Problems encountered in data collected for cost estimation
1. Missing data-misplaced doc or failure to record transactions
2. Outliers-represent errors or highly unusual circumstances. They should be eliminated from the set
3. Mismatched time periods-units of time for dependent & independent variables do not match.
4. Trade-offs in choosing the time period-conflicting objectives in choosing time period.
5. Allocated and discretionary costs-fixed costs allocated on a per unit of activity basis. Fixed costs such as depreciation if allocated to units of production may appear to be variable. Discretionary costs such as advertising if allocated based on sales dollars also will appear variable.
6. Inflation-during periods of inflation, historical cost data may not reflect future cost behavior.
Engineering method of cost estimation
Engineering method of cost estimation is not based on historical data, or how much the cost was last period. It studies the process that results in cost incurrance. So for example, it would ask how much material would be needed this period, and how much that will cost. Industries such as genetic engineering and electronics are evolving so rapidly that historical data is irrelevant.
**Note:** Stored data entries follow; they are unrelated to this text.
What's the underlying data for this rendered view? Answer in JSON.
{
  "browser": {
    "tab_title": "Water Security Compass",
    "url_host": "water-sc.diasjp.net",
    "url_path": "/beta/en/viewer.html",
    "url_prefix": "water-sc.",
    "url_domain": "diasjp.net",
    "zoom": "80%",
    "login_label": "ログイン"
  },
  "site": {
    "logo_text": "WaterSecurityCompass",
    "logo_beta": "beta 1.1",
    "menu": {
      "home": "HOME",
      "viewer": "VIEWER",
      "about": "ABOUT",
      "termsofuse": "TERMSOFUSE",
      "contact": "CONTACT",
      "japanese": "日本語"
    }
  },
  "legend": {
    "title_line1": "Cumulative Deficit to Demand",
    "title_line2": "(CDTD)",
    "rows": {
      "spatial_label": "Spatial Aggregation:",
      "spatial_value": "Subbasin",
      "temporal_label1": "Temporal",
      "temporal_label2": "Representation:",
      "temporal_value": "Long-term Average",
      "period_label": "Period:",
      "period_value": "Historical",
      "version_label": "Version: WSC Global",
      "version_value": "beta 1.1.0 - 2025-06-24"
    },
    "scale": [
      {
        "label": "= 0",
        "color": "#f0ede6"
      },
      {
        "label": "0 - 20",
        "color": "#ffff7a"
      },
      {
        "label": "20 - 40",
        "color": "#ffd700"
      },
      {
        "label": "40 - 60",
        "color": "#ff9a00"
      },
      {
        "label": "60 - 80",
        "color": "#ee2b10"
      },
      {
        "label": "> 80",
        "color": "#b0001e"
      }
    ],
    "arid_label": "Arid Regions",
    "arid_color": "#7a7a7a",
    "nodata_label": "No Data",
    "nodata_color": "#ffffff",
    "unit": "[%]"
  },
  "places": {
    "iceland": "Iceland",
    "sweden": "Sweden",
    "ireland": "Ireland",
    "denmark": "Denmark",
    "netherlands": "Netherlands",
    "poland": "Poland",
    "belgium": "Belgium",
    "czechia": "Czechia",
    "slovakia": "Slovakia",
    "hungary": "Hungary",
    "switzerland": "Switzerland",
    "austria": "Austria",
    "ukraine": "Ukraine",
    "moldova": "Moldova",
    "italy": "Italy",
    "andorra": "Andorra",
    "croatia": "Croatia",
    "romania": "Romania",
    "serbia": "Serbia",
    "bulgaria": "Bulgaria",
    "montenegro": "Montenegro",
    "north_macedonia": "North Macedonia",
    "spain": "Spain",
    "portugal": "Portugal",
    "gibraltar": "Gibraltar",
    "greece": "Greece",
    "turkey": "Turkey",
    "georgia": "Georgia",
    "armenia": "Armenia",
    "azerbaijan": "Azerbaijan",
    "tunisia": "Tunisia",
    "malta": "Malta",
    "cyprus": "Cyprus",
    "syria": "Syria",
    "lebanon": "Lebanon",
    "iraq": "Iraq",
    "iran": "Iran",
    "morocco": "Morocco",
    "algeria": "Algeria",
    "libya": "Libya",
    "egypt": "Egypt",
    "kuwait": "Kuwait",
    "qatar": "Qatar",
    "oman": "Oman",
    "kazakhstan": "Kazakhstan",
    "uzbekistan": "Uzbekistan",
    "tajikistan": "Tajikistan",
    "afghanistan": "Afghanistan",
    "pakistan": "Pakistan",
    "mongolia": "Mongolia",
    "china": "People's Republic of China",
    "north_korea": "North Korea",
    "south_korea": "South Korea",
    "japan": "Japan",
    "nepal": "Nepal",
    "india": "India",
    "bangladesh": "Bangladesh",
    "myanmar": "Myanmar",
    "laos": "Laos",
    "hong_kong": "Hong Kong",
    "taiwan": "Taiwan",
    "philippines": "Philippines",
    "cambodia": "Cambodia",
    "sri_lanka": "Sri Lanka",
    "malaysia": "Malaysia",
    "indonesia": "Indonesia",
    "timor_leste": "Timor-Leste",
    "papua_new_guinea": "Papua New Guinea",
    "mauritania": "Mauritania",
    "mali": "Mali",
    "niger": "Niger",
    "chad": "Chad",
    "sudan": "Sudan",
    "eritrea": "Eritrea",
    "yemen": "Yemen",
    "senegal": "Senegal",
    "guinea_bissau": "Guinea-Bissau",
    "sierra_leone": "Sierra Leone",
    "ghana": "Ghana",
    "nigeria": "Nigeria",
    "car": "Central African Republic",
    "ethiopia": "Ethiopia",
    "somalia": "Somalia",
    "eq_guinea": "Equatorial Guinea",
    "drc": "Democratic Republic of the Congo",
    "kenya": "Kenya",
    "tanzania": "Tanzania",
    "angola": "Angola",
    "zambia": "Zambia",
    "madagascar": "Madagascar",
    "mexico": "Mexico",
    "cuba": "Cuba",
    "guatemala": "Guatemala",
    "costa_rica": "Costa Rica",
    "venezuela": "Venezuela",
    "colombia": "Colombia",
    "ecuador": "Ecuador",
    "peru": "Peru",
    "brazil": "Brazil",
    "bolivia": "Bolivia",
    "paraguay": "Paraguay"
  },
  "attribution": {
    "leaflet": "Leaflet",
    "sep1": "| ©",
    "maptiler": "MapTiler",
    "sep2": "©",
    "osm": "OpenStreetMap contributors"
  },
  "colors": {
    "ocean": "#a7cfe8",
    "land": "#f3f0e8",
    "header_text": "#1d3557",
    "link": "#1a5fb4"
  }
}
Describe the multiple regression, engineering, and learning-curve approaches to cost estimation
Multiple Regression is a statistical method that estimates a linear relationship between one dependent variable and two or more independent variables. The engineering method is based on a detailed analysis of the process that results in cost incurrence. The learning-curve approach, the labor cost is estimated by studying hte relationship between the cumulative production quality and the average labor time required per unit. When this approach is applied to costs other than labor, it is refered to as the experience-curve approach. Engineering method of cost estimation is not based on historical data, or how much the cost was last period. It studies the process that results in cost incurrance. So for example, it would ask how much material would be needed this period, and how much that will cost. Industries such as genetic engineering and electronics are evolving so rapidly that historical data is irrelevant.
time and motion studies to determine cost behavior patterns
determine steps required for people to perform the manual tasks that are part of the production process. Cost behavior patterns for various types of costs are then estimated on the basis of the engineering analysis.
Learning Curve & Experience Curve on Cost Behavior
when efficiency increases with experience, and the average labor time per unit declines, that is due to the learning curve.. The learning idea applied to costs other than direct labor is called the Experience Curve. Usually applied to labor intensive manufacturing operations.